Virgil:
I cannot cite a code article covering this either (although I feel pretty sure that one exists somewhere). I do know that manufacturers of these dimmers recommend them for use only with permanently fixed non-inductive (excluding such things as electric motors and lamps using transformers in a power supply)loads. These dimmers cannot take the strain imposed by "hot patching" (which, in stage lighting parlance, refers to plugging a load circuit into a dimmer while the dimmer is hot...common in theatrical work, where dimmers are built heavier to accommodate this). If the dimmer were of sufficient ampacity to handle the power tool when it "loads down", and the dimmer were turned all the way up full, probably nothing would happen. If, however, the dimmer was undersized, or not in the full-up position, there can be serious damage to both dimmer and tool.

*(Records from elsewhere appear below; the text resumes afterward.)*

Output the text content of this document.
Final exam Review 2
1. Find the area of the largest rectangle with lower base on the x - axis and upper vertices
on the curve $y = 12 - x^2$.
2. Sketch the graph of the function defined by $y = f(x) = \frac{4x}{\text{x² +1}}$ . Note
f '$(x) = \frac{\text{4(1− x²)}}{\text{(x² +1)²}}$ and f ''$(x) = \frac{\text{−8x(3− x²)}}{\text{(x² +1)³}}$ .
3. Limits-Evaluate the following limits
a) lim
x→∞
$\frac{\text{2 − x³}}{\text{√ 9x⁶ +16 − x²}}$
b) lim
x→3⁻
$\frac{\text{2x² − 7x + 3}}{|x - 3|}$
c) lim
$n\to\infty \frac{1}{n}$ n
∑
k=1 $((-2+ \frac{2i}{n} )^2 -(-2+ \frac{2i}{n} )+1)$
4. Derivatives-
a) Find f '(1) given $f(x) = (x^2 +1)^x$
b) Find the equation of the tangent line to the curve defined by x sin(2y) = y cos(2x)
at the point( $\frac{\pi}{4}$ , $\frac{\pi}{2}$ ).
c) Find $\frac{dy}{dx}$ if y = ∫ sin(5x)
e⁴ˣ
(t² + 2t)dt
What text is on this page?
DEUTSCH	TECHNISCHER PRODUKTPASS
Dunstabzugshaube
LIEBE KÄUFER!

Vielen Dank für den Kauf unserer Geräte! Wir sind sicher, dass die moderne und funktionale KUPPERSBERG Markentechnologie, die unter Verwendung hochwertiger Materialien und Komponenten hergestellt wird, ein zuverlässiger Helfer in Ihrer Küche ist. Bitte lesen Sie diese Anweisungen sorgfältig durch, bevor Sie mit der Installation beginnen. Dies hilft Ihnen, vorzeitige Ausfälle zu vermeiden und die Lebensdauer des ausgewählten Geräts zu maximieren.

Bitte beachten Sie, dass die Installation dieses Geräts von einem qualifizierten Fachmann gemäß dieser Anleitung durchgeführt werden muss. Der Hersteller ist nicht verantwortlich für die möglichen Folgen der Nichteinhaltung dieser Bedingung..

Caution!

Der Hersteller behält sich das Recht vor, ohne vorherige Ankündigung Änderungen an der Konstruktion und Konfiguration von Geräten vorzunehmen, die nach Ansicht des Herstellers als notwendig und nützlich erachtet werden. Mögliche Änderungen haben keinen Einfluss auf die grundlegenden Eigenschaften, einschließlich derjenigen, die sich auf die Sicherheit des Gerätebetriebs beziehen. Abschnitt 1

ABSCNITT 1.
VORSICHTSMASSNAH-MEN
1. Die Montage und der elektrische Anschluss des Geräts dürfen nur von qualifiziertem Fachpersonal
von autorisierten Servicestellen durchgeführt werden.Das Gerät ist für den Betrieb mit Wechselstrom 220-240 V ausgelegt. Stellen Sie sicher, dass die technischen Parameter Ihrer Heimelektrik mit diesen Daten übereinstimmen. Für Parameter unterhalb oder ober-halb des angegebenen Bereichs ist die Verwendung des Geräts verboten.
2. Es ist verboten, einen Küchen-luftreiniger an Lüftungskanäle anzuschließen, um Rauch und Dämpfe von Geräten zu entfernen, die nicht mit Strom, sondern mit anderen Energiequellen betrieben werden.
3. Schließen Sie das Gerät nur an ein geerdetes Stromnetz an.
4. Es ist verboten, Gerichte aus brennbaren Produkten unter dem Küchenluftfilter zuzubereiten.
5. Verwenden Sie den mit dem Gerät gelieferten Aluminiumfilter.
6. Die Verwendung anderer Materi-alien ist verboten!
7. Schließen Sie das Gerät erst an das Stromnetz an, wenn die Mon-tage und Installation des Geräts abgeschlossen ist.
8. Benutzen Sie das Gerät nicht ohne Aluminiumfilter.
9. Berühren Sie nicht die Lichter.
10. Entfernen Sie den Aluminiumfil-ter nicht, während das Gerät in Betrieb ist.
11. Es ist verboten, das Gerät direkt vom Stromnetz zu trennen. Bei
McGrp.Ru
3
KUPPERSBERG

I experienced this first-hand not too long ago when a "carpenter" tried to plug a saw into a light fixture (using one of those screw in adaptors...even though a wall plug was nearby...go figure) controlled by a common 600 watt wall dimmer. Pretty spectacular! [Linked Image]

Mike (mamills)

BTW: I forgot to ask...is the black on the red wire electrical tape to cover up damaged insulation, or is it a burned spot? Pretty crummy installation of the box in the baseboard, too.

[This message has been edited by mamills (edited 06-07-2002).]

[This message has been edited by mamills (edited 06-07-2002).]